I've been having a conversation with Robert Pirillo, who runs Roberts Honing & Gundrilling. He has, alas, fallen prey to a purveyor of junkware which searches for webpages containing the search terms, locates any email addresses on the page (or in the whois for the domain, or whatever), and sends advertising email. He doesn't view this as spamming, unfortunately. I fully suspect that most providers will, though, because it's unsolicited, it's bulk, and it's email.
So he thinks that this would get attention to his business, saying "Isn't that what's great about the Internet?" Well, yeah, but it's also what's horrible about it. There's at least 60,000 small businesses in the US, and what if ten of them sent you one email a day? 6,000 days later, you'd have gotten a steady stream of ten spams a day. But that's only 16 years.

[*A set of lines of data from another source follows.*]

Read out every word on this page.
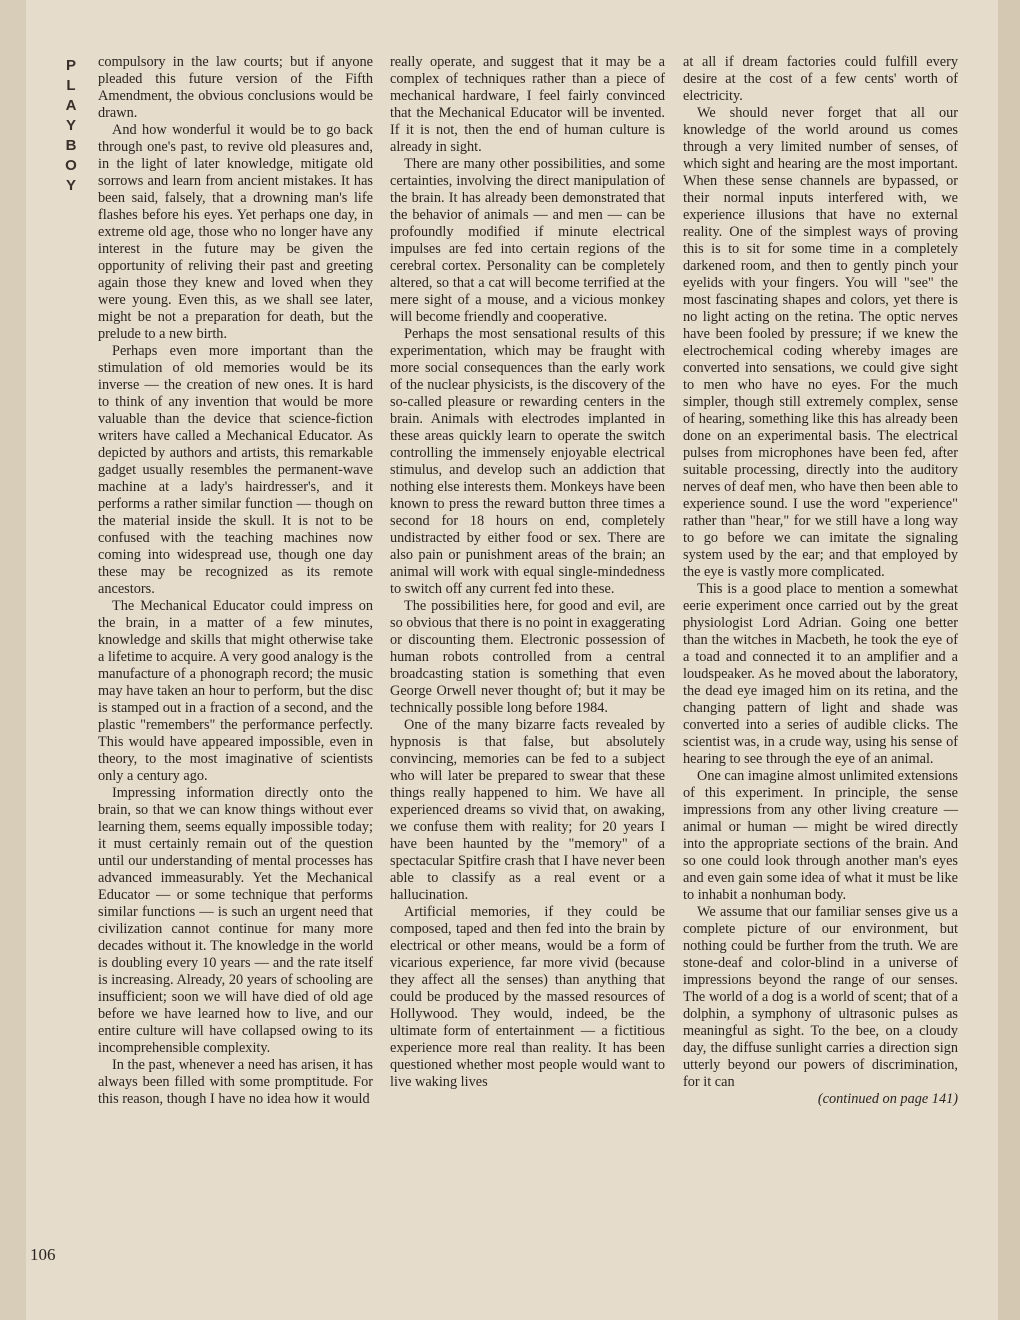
P
L
A
Y
B
O
Y
106

compulsory in the law courts; but if anyone pleaded this future version of the Fifth Amendment, the obvious conclusions would be drawn.

And how wonderful it would be to go back through one's past, to revive old pleasures and, in the light of later knowledge, mitigate old sorrows and learn from ancient mistakes. It has been said, falsely, that a drowning man's life flashes before his eyes. Yet perhaps one day, in extreme old age, those who no longer have any interest in the future may be given the opportunity of reliving their past and greeting again those they knew and loved when they were young. Even this, as we shall see later, might be not a preparation for death, but the prelude to a new birth.

Perhaps even more important than the stimulation of old memories would be its inverse — the creation of new ones. It is hard to think of any invention that would be more valuable than the device that science-fiction writers have called a Mechanical Educator. As depicted by authors and artists, this remarkable gadget usually resembles the permanent-wave machine at a lady's hairdresser's, and it performs a rather similar function — though on the material inside the skull. It is not to be confused with the teaching machines now coming into widespread use, though one day these may be recognized as its remote ancestors.

The Mechanical Educator could impress on the brain, in a matter of a few minutes, knowledge and skills that might otherwise take a lifetime to acquire. A very good analogy is the manufacture of a phonograph record; the music may have taken an hour to perform, but the disc is stamped out in a fraction of a second, and the plastic "remembers" the performance perfectly. This would have appeared impossible, even in theory, to the most imaginative of scientists only a century ago.

Impressing information directly onto the brain, so that we can know things without ever learning them, seems equally impossible today; it must certainly remain out of the question until our understanding of mental processes has advanced immeasurably. Yet the Mechanical Educator — or some technique that performs similar functions — is such an urgent need that civilization cannot continue for many more decades without it. The knowledge in the world is doubling every 10 years — and the rate itself is increasing. Already, 20 years of schooling are insufficient; soon we will have died of old age before we have learned how to live, and our entire culture will have collapsed owing to its incomprehensible complexity.

In the past, whenever a need has arisen, it has always been filled with some promptitude. For this reason, though I have no idea how it would

really operate, and suggest that it may be a complex of techniques rather than a piece of mechanical hardware, I feel fairly convinced that the Mechanical Educator will be invented. If it is not, then the end of human culture is already in sight.

There are many other possibilities, and some certainties, involving the direct manipulation of the brain. It has already been demonstrated that the behavior of animals — and men — can be profoundly modified if minute electrical impulses are fed into certain regions of the cerebral cortex. Personality can be completely altered, so that a cat will become terrified at the mere sight of a mouse, and a vicious monkey will become friendly and cooperative.

Perhaps the most sensational results of this experimentation, which may be fraught with more social consequences than the early work of the nuclear physicists, is the discovery of the so-called pleasure or rewarding centers in the brain. Animals with electrodes implanted in these areas quickly learn to operate the switch controlling the immensely enjoyable electrical stimulus, and develop such an addiction that nothing else interests them. Monkeys have been known to press the reward button three times a second for 18 hours on end, completely undistracted by either food or sex. There are also pain or punishment areas of the brain; an animal will work with equal single-mindedness to switch off any current fed into these.

The possibilities here, for good and evil, are so obvious that there is no point in exaggerating or discounting them. Electronic possession of human robots controlled from a central broadcasting station is something that even George Orwell never thought of; but it may be technically possible long before 1984.

One of the many bizarre facts revealed by hypnosis is that false, but absolutely convincing, memories can be fed to a subject who will later be prepared to swear that these things really happened to him. We have all experienced dreams so vivid that, on awaking, we confuse them with reality; for 20 years I have been haunted by the "memory" of a spectacular Spitfire crash that I have never been able to classify as a real event or a hallucination.

Artificial memories, if they could be composed, taped and then fed into the brain by electrical or other means, would be a form of vicarious experience, far more vivid (because they affect all the senses) than anything that could be produced by the massed resources of Hollywood. They would, indeed, be the ultimate form of entertainment — a fictitious experience more real than reality. It has been questioned whether most people would want to live waking lives

at all if dream factories could fulfill every desire at the cost of a few cents' worth of electricity.

We should never forget that all our knowledge of the world around us comes through a very limited number of senses, of which sight and hearing are the most important. When these sense channels are bypassed, or their normal inputs interfered with, we experience illusions that have no external reality. One of the simplest ways of proving this is to sit for some time in a completely darkened room, and then to gently pinch your eyelids with your fingers. You will "see" the most fascinating shapes and colors, yet there is no light acting on the retina. The optic nerves have been fooled by pressure; if we knew the electrochemical coding whereby images are converted into sensations, we could give sight to men who have no eyes. For the much simpler, though still extremely complex, sense of hearing, something like this has already been done on an experimental basis. The electrical pulses from microphones have been fed, after suitable processing, directly into the auditory nerves of deaf men, who have then been able to experience sound. I use the word "experience" rather than "hear," for we still have a long way to go before we can imitate the signaling system used by the ear; and that employed by the eye is vastly more complicated.

This is a good place to mention a somewhat eerie experiment once carried out by the great physiologist Lord Adrian. Going one better than the witches in Macbeth, he took the eye of a toad and connected it to an amplifier and a loudspeaker. As he moved about the laboratory, the dead eye imaged him on its retina, and the changing pattern of light and shade was converted into a series of audible clicks. The scientist was, in a crude way, using his sense of hearing to see through the eye of an animal.

One can imagine almost unlimited extensions of this experiment. In principle, the sense impressions from any other living creature — animal or human — might be wired directly into the appropriate sections of the brain. And so one could look through another man's eyes and even gain some idea of what it must be like to inhabit a nonhuman body.

We assume that our familiar senses give us a complete picture of our environment, but nothing could be further from the truth. We are stone-deaf and color-blind in a universe of impressions beyond the range of our senses. The world of a dog is a world of scent; that of a dolphin, a symphony of ultrasonic pulses as meaningful as sight. To the bee, on a cloudy day, the diffuse sunlight carries a direction sign utterly beyond our powers of discrimination, for it can

(continued on page 141)
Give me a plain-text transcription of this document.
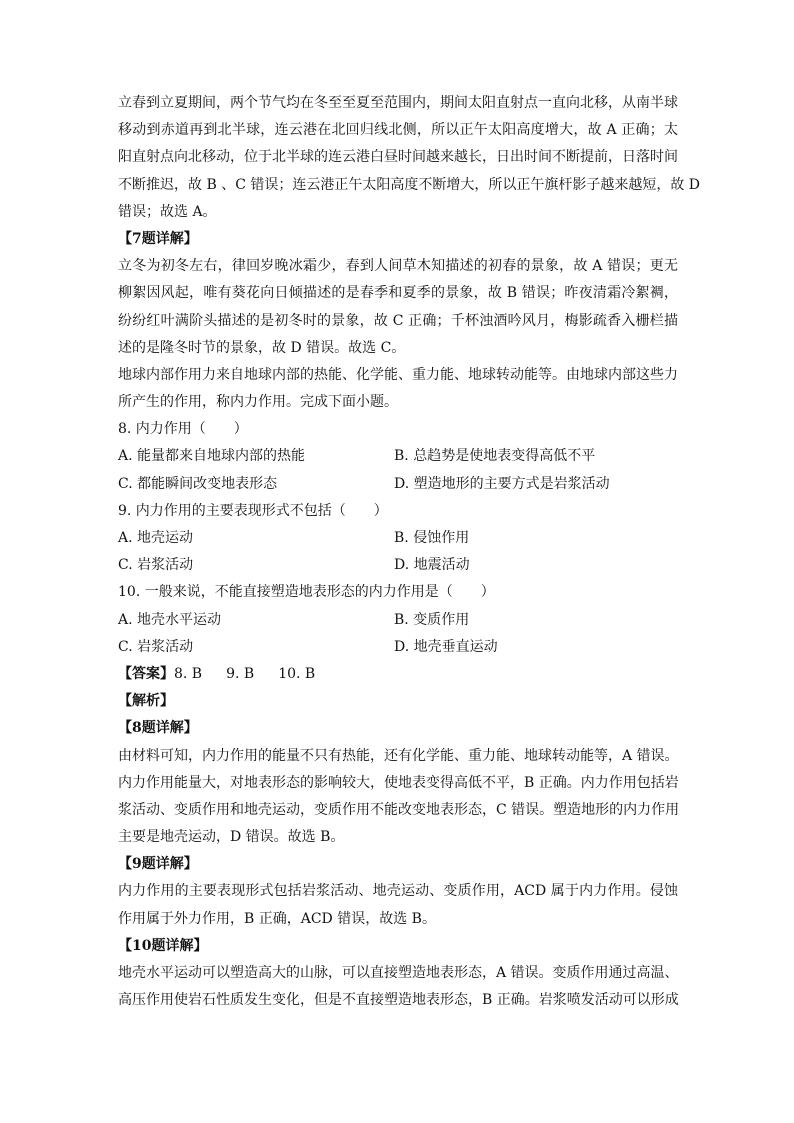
立春到立夏期间，两个节气均在冬至至夏至范围内，期间太阳直射点一直向北移，从南半球
移动到赤道再到北半球，连云港在北回归线北侧，所以正午太阳高度增大，故 A 正确；太
阳直射点向北移动，位于北半球的连云港白昼时间越来越长，日出时间不断提前，日落时间
不断推迟，故 B 、C 错误；连云港正午太阳高度不断增大，所以正午旗杆影子越来越短，故 D
错误；故选 A。
【7题详解】
立冬为初冬左右，律回岁晚冰霜少，春到人间草木知描述的初春的景象，故 A 错误；更无
柳絮因风起，唯有葵花向日倾描述的是春季和夏季的景象，故 B 错误；昨夜清霜冷絮裯，
纷纷红叶满阶头描述的是初冬时的景象，故 C 正确；千杯浊酒吟风月，梅影疏香入栅栏描
述的是隆冬时节的景象，故 D 错误。故选 C。
地球内部作用力来自地球内部的热能、化学能、重力能、地球转动能等。由地球内部这些力
所产生的作用，称内力作用。完成下面小题。
8. 内力作用（　　）
A. 能量都来自地球内部的热能	B. 总趋势是使地表变得高低不平
C. 都能瞬间改变地表形态	D. 塑造地形的主要方式是岩浆活动
9. 内力作用的主要表现形式不包括（　　）
A. 地壳运动	B. 侵蚀作用
C. 岩浆活动	D. 地震活动
10. 一般来说，不能直接塑造地表形态的内力作用是（　　）
A. 地壳水平运动	B. 变质作用
C. 岩浆活动	D. 地壳垂直运动
【答案】8. B 9. B 10. B
【解析】
【8题详解】
由材料可知，内力作用的能量不只有热能，还有化学能、重力能、地球转动能等，A 错误。
内力作用能量大，对地表形态的影响较大，使地表变得高低不平，B 正确。内力作用包括岩
浆活动、变质作用和地壳运动，变质作用不能改变地表形态，C 错误。塑造地形的内力作用
主要是地壳运动，D 错误。故选 B。
【9题详解】
内力作用的主要表现形式包括岩浆活动、地壳运动、变质作用，ACD 属于内力作用。侵蚀
作用属于外力作用，B 正确，ACD 错误，故选 B。
【10题详解】
地壳水平运动可以塑造高大的山脉，可以直接塑造地表形态，A 错误。变质作用通过高温、
高压作用使岩石性质发生变化，但是不直接塑造地表形态，B 正确。岩浆喷发活动可以形成
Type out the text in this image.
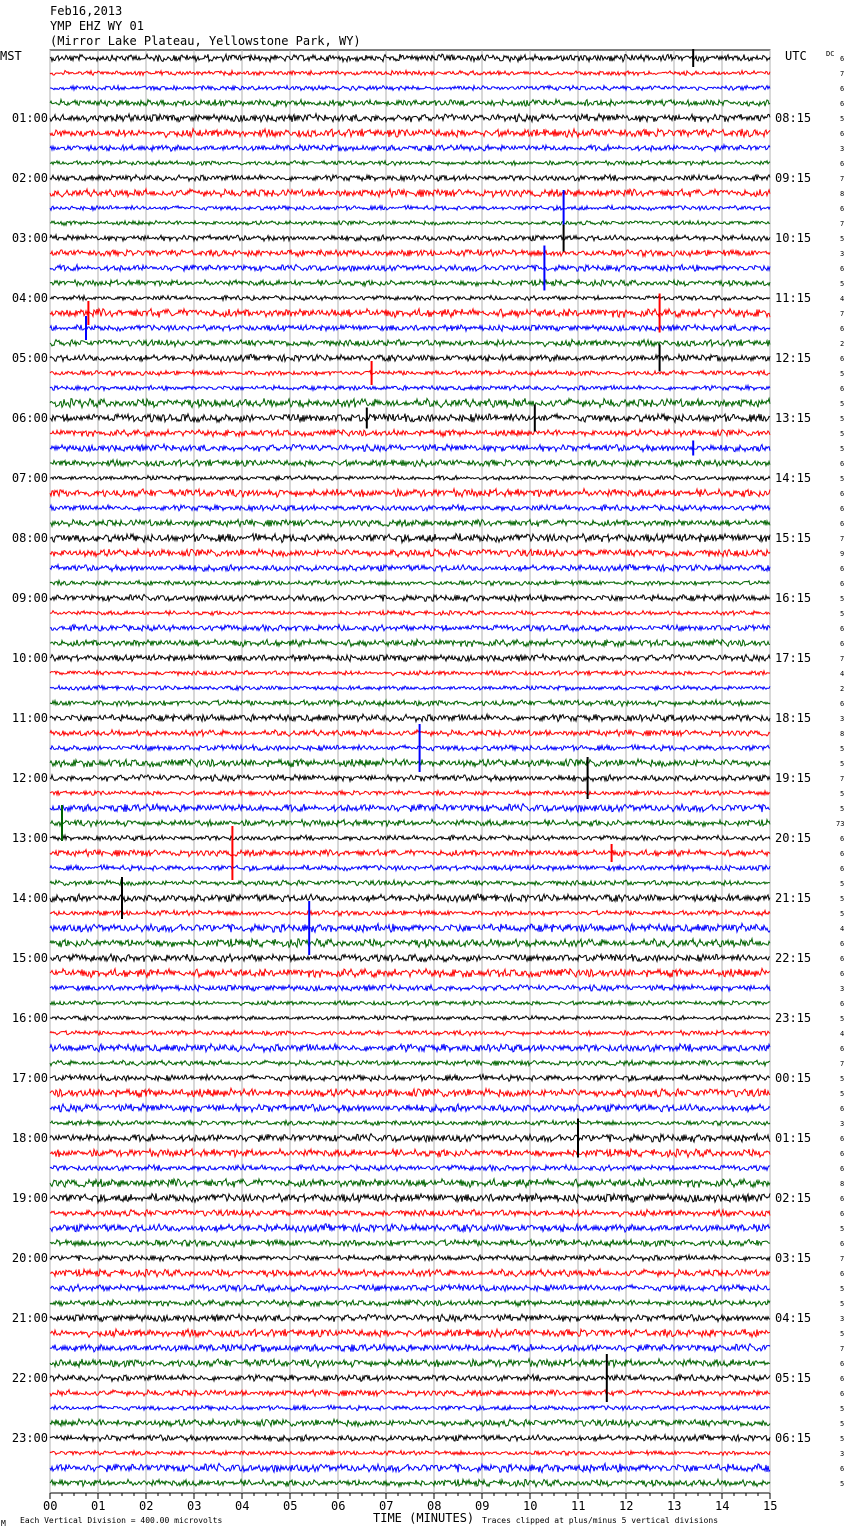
Feb16,2013
YMP EHZ WY 01
(Mirror Lake Plateau, Yellowstone Park, WY)
MST	UTC	DC
01:00
02:00
03:00
04:00
05:00
06:00
07:00
08:00
09:00
10:00
11:00
12:00
13:00
14:00
15:00
16:00
17:00
18:00
19:00
20:00
21:00
22:00
23:00
08:15
09:15
10:15
11:15
12:15
13:15
14:15
15:15
16:15
17:15
18:15
19:15
20:15
21:15
22:15
23:15
00:15
01:15
02:15
03:15
04:15
05:15
06:15
6
7
6
6
5
6
3
6
7
8
6
7
5
3
6
5
4
7
6
2
6
5
6
5
5
5
5
6
5
6
6
6
7
9
6
6
5
5
6
6
7
4
2
6
3
8
5
5
7
5
5
73
6
6
6
5
5
5
4
6
6
6
3
6
5
4
6
7
5
5
6
3
6
6
6
8
6
6
5
6
7
6
5
5
3
5
7
6
6
6
5
5
5
3
6
5
00	01	02	03	04	05	06	07	08	09	10	11	12	13	14	15
TIME (MINUTES)
M Each Vertical Division = 400.00 microvolts	Traces clipped at plus/minus 5 vertical divisions
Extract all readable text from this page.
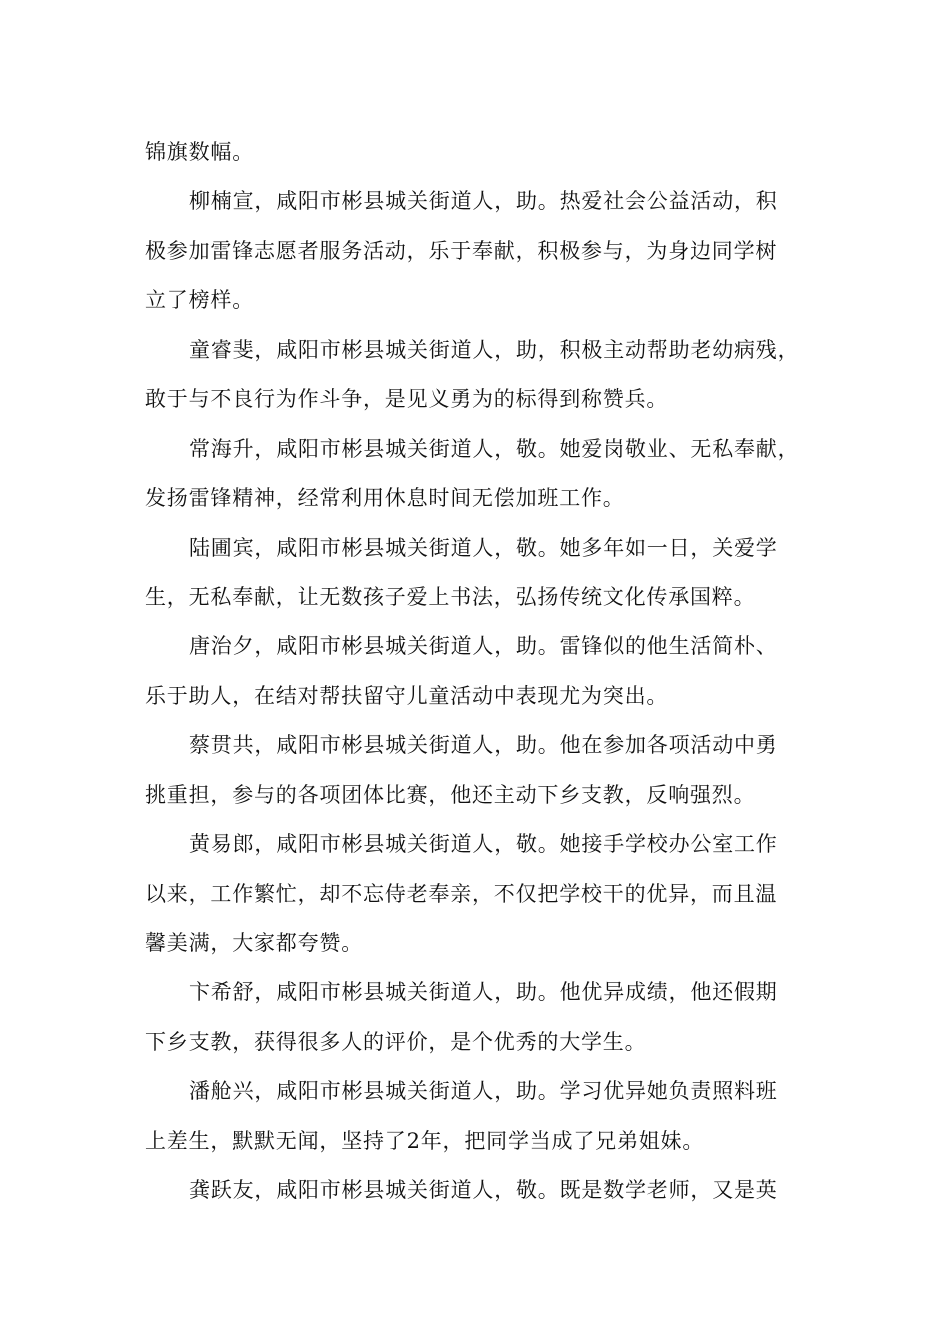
锦旗数幅。
柳楠宣，咸阳市彬县城关街道人，助。热爱社会公益活动，积
极参加雷锋志愿者服务活动，乐于奉献，积极参与，为身边同学树
立了榜样。
童睿斐，咸阳市彬县城关街道人，助，积极主动帮助老幼病残，
敢于与不良行为作斗争，是见义勇为的标得到称赞兵。
常海升，咸阳市彬县城关街道人，敬。她爱岗敬业、无私奉献，
发扬雷锋精神，经常利用休息时间无偿加班工作。
陆圃宾，咸阳市彬县城关街道人，敬。她多年如一日，关爱学
生，无私奉献，让无数孩子爱上书法，弘扬传统文化传承国粹。
唐治夕，咸阳市彬县城关街道人，助。雷锋似的他生活简朴、
乐于助人，在结对帮扶留守儿童活动中表现尤为突出。
蔡贯共，咸阳市彬县城关街道人，助。他在参加各项活动中勇
挑重担，参与的各项团体比赛，他还主动下乡支教，反响强烈。
黄易郎，咸阳市彬县城关街道人，敬。她接手学校办公室工作
以来，工作繁忙，却不忘侍老奉亲，不仅把学校干的优异，而且温
馨美满，大家都夸赞。
卞希舒，咸阳市彬县城关街道人，助。他优异成绩，他还假期
下乡支教，获得很多人的评价，是个优秀的大学生。
潘舱兴，咸阳市彬县城关街道人，助。学习优异她负责照料班
上差生，默默无闻，坚持了2年，把同学当成了兄弟姐妹。
龚跃友，咸阳市彬县城关街道人，敬。既是数学老师，又是英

No, the way to sell your business over the Internet is to give away information to your potential customers that shows that you know your business. Don't just list your services. Instead, explain how hydraulic cylinders work (or don't work), tell people how to evaluate the health of their hydraulic cylinders, and say how to fix them. Don't pay for someone to write a fancy website. Instead, give your readers a tutorial which contains pure information neutrally presented, and at the bottom says "Copyright 2005, Roberts Honing & Gundrilling". It doesn't matter if it has a few speling erorrs, or if the graphics look hokey. The important part is to make it clear that you know your shit better than anybody else. Your competition isn't going to steal your website (because you can sue them for actual damages, or triple damages if it's a registered copyright), and your customers will know exactly where to get reliable expert service.
Sign onto a mailing list of people who are likely to have the problems your company solves. When they have questions, answer them. They'll see that you're an expert, and when they want a job done right, they'll know to come to you.
That is what's great about the Internet. Not the ability to force yourself on unwilling listeners, but to participate in a conversation with potential customers.